After the autumn school holidays, the police will again be double checking cyclists to ensure their lights are working properly.
Their campaign is called "I want to see you" and is part of an overall campaign by the Ministry of Infrastructure and Environment focusing on young people between 13 and 25 years.
This is because it is mostly younger people who cycle without lights and who therefore pose the greatest danger on the road. Only slightly more than half of Dutch people under 25 always use their lights at night.
Bicycle light rules in the Netherlands
For fixed lights, they must be white or yellow in the front and red in the back, facing directly ahead or behind and not flashing. Bikes with two front wheels must have two front lights.
For unattached lights, they must also be white / yellow in the front and red at the back, and face straight.
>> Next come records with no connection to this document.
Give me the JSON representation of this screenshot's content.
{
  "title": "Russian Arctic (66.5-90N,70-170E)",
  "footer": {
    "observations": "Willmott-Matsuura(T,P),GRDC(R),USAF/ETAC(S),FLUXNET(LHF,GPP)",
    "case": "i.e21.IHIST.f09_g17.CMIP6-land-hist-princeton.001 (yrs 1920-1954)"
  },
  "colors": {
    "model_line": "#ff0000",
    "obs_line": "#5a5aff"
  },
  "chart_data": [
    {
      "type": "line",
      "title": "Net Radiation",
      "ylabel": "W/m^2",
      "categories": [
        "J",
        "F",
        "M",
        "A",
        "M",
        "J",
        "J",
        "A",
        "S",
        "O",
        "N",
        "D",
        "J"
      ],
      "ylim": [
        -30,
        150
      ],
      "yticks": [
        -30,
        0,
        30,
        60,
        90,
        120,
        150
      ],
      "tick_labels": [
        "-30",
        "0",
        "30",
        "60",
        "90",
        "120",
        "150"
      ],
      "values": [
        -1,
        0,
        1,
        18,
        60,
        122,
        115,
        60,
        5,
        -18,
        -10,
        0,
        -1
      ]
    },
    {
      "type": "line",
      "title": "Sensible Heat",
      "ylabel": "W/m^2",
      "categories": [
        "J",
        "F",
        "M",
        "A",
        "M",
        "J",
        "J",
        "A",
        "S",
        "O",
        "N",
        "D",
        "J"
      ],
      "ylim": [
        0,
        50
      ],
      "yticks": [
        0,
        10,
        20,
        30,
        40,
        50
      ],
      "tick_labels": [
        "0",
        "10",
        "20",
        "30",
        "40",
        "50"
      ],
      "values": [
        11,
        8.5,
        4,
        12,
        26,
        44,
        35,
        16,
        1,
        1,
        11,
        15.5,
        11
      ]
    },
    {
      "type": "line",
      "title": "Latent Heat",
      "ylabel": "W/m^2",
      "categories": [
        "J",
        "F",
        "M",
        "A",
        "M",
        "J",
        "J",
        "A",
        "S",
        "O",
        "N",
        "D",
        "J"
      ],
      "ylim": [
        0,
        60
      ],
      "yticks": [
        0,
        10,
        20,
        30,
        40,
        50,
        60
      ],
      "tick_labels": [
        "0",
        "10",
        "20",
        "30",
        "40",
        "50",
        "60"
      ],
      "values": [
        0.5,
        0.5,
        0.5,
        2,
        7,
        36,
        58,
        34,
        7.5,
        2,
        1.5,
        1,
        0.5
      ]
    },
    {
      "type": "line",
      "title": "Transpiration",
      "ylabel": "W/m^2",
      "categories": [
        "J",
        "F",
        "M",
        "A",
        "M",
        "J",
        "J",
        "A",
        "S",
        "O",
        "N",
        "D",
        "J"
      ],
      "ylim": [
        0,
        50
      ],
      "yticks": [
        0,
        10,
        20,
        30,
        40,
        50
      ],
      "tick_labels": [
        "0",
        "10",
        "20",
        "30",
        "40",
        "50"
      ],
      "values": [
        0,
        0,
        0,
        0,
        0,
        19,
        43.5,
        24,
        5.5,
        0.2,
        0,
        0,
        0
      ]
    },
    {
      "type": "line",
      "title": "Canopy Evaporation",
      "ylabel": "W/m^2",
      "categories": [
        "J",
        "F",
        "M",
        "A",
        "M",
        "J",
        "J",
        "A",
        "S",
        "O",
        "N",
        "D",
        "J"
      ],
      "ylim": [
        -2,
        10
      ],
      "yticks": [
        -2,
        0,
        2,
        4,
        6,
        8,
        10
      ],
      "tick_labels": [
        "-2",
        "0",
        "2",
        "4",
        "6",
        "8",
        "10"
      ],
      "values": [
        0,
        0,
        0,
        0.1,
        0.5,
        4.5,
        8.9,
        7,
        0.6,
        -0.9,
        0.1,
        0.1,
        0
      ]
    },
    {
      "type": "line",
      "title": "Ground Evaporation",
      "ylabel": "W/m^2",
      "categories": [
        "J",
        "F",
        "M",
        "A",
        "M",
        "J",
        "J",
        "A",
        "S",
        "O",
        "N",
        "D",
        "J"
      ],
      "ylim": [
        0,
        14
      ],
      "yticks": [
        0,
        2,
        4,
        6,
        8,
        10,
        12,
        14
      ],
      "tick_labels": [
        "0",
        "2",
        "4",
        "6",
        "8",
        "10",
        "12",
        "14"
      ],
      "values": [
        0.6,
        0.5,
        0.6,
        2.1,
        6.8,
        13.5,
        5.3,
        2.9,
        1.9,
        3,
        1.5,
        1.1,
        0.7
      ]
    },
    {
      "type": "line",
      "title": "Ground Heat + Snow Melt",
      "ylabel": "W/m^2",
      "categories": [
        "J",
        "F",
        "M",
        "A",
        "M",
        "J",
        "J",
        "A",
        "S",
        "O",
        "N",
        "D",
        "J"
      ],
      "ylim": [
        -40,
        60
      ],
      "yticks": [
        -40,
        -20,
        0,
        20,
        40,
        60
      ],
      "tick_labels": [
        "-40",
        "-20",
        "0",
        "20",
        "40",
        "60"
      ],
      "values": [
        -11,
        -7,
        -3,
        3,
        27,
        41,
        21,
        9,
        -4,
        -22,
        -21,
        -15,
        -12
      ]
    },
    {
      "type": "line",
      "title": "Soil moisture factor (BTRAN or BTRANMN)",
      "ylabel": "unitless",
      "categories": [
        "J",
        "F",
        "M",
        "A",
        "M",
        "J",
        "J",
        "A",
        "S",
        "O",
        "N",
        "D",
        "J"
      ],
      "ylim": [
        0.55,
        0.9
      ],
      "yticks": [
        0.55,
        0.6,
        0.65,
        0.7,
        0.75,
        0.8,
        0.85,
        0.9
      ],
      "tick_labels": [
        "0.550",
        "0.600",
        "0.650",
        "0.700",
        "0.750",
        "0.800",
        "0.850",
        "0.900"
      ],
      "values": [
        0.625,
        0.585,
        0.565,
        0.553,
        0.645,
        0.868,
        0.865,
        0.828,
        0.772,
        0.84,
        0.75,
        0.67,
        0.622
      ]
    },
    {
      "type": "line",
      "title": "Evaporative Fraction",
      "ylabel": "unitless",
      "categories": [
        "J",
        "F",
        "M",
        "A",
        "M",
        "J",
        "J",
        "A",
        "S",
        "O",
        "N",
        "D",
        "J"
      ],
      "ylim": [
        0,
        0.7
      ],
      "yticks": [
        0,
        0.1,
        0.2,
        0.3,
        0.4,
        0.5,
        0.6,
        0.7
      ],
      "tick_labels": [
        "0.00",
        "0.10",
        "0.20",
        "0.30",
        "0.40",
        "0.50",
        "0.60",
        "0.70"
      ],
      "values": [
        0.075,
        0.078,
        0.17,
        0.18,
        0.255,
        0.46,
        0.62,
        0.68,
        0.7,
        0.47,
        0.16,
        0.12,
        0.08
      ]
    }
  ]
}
They should only be attached to the upper body, not on the head, arms or legs, on clothes or bags.
They also must not be obscured by anything hanging over them and they can’t flash or move too much.
Photo by Flickr user srikanth_jandy
Bicycles must also have a red (not triangular) reflector on the back, yellow reflectors on the pedals and white or yellow reflectors on the wheel rims and tyres.
Fines for lights & reflectors
People can be fined up to 50 euros if they ride at night, dusk or during the day in poor visibility without front and rear lights.
Also, if the light is not the right colour, flashes or is attached to the wrong place.
There are also fines for riding without reflectors on the back of the bike, the pedals, wheels and tyres.